TinyMap vs. Platial

I should not complain too much about Platial, as it is still in beta-testing, and the various bugs no doubt will be ironed out. I look forward to the map-from-rss feature – even rss feeds that are not geocoded can be imported (although you have to point-and-click to get the information where you want it). This will be an enormous boon when you’re dealing for instance with something like the Pleiades project. Their database has an enormous amount of information spatial information concerning ancient places. A person can subscribe to their Archaic places feed, for instance, and get the whole list. They do provide KML files for each individual point, but nothing (as far as I can tell) in the aggregate (and you have to dig down the document tree to fin ’em). So I tried to get Platial to import the whole list from the feed, and then I was prepared to spend the time properly dragging things into place.
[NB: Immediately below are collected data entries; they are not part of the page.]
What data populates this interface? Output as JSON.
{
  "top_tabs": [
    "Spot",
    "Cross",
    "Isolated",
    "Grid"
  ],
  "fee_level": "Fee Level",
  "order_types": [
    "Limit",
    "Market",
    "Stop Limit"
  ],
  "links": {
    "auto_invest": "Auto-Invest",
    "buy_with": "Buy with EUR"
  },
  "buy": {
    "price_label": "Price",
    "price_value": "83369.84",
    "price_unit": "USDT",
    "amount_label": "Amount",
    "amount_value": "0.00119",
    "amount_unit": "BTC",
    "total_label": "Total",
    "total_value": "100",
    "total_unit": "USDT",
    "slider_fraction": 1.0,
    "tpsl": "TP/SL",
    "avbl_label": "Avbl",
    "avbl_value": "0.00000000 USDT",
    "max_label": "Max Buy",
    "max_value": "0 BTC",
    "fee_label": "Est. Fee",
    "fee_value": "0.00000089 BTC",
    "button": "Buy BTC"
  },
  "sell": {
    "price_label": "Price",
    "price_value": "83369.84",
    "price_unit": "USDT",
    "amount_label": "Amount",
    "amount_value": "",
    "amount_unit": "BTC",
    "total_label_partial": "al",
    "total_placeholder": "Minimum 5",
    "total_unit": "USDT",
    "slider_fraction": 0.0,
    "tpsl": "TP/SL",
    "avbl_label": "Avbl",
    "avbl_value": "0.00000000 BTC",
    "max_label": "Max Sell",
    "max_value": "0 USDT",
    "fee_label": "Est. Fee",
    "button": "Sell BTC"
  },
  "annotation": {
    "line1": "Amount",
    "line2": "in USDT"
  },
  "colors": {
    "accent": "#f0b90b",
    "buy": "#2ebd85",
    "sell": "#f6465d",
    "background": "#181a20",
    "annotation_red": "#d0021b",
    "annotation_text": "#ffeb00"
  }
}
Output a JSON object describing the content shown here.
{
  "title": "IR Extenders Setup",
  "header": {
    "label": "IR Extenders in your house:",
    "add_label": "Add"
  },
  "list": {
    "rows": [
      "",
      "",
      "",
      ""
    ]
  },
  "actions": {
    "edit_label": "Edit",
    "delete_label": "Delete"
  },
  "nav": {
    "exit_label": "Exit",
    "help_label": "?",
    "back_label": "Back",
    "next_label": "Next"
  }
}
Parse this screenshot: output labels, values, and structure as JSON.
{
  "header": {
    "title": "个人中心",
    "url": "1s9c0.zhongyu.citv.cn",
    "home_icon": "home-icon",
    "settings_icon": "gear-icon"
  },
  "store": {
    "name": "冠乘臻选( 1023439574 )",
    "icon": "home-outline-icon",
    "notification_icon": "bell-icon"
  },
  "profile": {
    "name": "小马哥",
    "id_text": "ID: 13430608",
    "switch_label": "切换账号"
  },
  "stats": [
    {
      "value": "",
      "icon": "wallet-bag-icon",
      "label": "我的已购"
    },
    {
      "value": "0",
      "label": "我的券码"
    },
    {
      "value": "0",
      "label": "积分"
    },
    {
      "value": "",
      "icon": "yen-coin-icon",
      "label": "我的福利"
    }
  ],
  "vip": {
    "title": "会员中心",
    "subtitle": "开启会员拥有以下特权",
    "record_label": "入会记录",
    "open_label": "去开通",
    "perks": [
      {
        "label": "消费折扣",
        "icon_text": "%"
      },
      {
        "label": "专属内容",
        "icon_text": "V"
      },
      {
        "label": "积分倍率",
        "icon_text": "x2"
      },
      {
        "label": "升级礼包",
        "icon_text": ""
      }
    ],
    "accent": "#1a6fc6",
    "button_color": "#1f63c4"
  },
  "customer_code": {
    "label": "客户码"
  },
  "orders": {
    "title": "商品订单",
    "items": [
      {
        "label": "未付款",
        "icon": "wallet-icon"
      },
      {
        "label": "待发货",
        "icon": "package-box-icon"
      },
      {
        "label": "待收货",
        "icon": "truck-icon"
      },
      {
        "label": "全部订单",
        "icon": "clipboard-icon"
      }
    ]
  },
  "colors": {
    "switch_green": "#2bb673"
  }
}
Platial burped, and that was that.

If I was going to have to drag-and-drop each individual record, I thought there might perhaps be an easier interface to use. Platial after all fancies itself something of a social-networking site (you can mash up your information with information from some one else’s map)… but as Gabby mentioned in an earlier comment, what if you’re out in the field, and you want someone back at the office to have a quick map of something you’ve found, without having to register, create a profile, etc etc? Tinymap is your answer. You go to http://www.tinymap.net, zoom in on the region your working on (or punch in the decimal coordinates), drag and drop some Points-of-Interest, annotate appropriate, hit save and your done. The site gives you a unique URL for your map, and you email that back to the office. So here is a sample, with some information from Pleiades: http://www.tinymap.net/CNztQCq7hlQ/

For quick and easy maps, TinyMap wins hands-down over Platial. Platial is better for more complicated maps with greater functionality – eventually.